Se crean estrategias prácticas para resolver problemas y fortalecer las relaciones.
El objetivo es que, al mejorar la dinámica del grupo, cada persona pueda sentirse más apoyada y equilibrada, promoviendo cambios duraderos en la vida cotidiana.
TERAPIA SISTÉMICA
¿Qué es la terapia sistémica?
Conceptos clave en este modelo
La terapia sistémica se apoya en diferentes conceptos para llevar a cabo el proceso terapéutico:
Causalidad circular: en un sistema, los comportamientos se influyen mutuamente, formando bucles de retroalimentación. No hay una causa única, sino un patrón repetitivo de interacción.
Homeostasis: todos los sistemas buscan mantener un equilibrio, aunque sea disfuncional. Los terapeutas deben intervenir sobre las reglas y roles del sistema, no solo sobre el síntoma.
Subsistemas: dentro de un sistema mayor (como la familia, por ejemplo) existen subsistemas con funciones específicas (subsistema parental, que coordinan las reglas; subsistema fraternal, hermanos que comparten apoyo y rivalidad, y subsistema conyugal, pareja que sostiene la relación y la toma de decisiones).

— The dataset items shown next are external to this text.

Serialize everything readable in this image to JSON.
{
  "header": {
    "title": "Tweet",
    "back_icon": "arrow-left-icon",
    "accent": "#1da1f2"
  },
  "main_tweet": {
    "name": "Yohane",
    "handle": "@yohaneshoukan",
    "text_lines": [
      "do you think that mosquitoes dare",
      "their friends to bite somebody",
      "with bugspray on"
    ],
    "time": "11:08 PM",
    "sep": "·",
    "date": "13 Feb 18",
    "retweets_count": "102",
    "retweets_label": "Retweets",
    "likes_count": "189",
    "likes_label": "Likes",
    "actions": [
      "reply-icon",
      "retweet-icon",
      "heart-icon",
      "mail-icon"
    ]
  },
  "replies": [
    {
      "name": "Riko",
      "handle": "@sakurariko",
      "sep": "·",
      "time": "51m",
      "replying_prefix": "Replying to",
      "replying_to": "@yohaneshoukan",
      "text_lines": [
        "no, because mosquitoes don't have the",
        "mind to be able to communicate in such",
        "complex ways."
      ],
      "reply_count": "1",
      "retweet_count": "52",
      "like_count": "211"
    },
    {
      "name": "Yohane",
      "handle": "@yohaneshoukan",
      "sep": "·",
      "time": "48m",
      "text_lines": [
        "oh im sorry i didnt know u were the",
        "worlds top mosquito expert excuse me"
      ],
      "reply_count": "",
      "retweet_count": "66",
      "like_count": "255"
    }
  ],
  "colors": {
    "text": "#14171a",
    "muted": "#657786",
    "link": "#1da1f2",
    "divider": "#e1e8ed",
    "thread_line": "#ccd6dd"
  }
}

Triángulos: se forman cuando dos personas en conflicto incluyen a un tercero para aliviar la tensión entre ellas. Es una estrategia natural de los sistemas humanos, pero perpetuar problemas.
Función del síntoma: en terapia sistémica, el síntoma no es solo un problema individual, sino una manifestación que cumple una función dentro del sistema.